'Qatuwas: People Gathering Together
For thousands of years the great ocean-going canoe sustained the cultural and spiritual traditions of coastal First Nations. Yet this century has seen the virtual disappearance of these sacred vessels. In the 1980's, Native peoples of the Northwest Coast embarked on an emotional voyage of rediscovery. Reclaiming their ancient maritime heritage, they carved majestic canoes from cedars that wre living hundreds of years before Europeans arrived in the Pacific Northwest.
Lakwalogwa (Barb Cranmer) is an award-winning writer, director and documentary film
producer. She is 'Namgis, co-founder of Culture Shock Interactive Gallery, active in band and treaty politics, and lives in Alert Bay. Her films are:
I'tusto "To Rise Again"
chronicles the re-building of the ceremonial Bighouse in Alert Bay. Barb focuses on the ongoing cultural significance of bighouses to the Kwakwaka'wakw peoples.

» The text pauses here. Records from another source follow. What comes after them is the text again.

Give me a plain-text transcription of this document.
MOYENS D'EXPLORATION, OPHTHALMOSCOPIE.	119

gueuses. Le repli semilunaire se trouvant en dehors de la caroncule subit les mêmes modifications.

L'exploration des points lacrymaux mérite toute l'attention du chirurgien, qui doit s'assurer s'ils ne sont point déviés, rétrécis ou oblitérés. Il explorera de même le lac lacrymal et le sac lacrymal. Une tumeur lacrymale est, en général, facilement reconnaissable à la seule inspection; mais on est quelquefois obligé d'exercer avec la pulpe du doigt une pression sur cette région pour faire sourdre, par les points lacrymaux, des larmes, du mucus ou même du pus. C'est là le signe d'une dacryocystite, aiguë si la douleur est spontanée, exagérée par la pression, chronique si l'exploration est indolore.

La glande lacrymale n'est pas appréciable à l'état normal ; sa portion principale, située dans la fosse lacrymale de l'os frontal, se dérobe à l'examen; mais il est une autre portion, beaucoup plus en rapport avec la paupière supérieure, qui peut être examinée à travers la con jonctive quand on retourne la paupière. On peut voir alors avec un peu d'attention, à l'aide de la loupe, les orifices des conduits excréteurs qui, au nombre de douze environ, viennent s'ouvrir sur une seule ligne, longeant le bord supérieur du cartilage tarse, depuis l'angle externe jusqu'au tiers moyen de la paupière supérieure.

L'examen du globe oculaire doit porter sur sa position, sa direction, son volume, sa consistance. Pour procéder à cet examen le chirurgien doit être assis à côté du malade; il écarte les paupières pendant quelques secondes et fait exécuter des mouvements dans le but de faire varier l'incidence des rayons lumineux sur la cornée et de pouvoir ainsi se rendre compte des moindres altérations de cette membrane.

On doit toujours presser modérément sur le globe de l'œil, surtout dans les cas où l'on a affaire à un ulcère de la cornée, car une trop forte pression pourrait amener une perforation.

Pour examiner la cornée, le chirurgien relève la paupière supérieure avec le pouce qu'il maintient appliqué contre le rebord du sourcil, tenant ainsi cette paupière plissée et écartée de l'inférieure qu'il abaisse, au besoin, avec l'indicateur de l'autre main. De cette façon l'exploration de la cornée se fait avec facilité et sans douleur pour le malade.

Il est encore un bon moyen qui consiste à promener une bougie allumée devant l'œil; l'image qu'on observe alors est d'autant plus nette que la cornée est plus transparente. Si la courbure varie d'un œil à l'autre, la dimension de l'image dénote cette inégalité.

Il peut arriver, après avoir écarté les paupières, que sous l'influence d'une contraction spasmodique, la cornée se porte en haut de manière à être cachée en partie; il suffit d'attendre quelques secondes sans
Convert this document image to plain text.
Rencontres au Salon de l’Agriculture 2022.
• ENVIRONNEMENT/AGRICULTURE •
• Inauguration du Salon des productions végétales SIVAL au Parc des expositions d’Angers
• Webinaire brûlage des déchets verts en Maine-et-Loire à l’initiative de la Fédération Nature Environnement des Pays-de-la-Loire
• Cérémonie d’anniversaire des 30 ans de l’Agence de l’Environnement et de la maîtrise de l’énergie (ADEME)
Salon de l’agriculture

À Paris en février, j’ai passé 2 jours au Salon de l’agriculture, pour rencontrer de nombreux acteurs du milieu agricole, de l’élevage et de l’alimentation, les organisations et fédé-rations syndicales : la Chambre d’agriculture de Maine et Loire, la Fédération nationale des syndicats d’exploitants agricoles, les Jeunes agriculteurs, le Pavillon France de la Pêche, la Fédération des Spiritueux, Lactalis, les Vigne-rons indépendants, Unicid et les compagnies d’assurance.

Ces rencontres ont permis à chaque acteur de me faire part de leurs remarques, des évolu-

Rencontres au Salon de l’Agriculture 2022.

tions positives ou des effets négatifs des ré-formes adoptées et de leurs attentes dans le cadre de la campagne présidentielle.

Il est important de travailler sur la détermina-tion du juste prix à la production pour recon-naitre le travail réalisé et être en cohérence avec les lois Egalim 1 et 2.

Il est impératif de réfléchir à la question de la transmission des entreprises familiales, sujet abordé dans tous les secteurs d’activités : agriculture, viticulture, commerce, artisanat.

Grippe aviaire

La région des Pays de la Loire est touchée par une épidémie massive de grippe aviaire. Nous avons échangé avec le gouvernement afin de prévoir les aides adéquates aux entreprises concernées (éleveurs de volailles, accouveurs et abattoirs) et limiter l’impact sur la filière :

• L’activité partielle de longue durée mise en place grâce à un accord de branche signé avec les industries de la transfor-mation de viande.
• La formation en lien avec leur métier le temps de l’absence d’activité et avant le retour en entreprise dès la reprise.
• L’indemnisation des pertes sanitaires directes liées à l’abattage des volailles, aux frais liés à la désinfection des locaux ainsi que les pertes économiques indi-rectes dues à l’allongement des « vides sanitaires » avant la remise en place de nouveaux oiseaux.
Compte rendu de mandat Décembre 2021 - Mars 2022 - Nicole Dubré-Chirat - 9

T'lina "The Rendering of Wealth" documents the traditional eulachon (or "oolichan") fishery on the British Columbia coast and its cultural and economic significance to the Kwakwaka'wakw peoples.
Qatuwas "People Gathering Together"
show cases the rebirth of the Northwest Coast canoe culture.
Gwishalaayt "The Spirit Wraps Around"
featuring the art form of Chilkat weaving told by six First Nations weavers from coastal British Columbia, Alaska and the Yukon.
Laxwesa Wa "Strength of the River"
documents the native fishery on the British Columbia Coast.
'Namegan's Om Dlu'Wans Awinagwisex "We Are One With The Land"
highlights our people's journey to our Land in the Summer of 2009.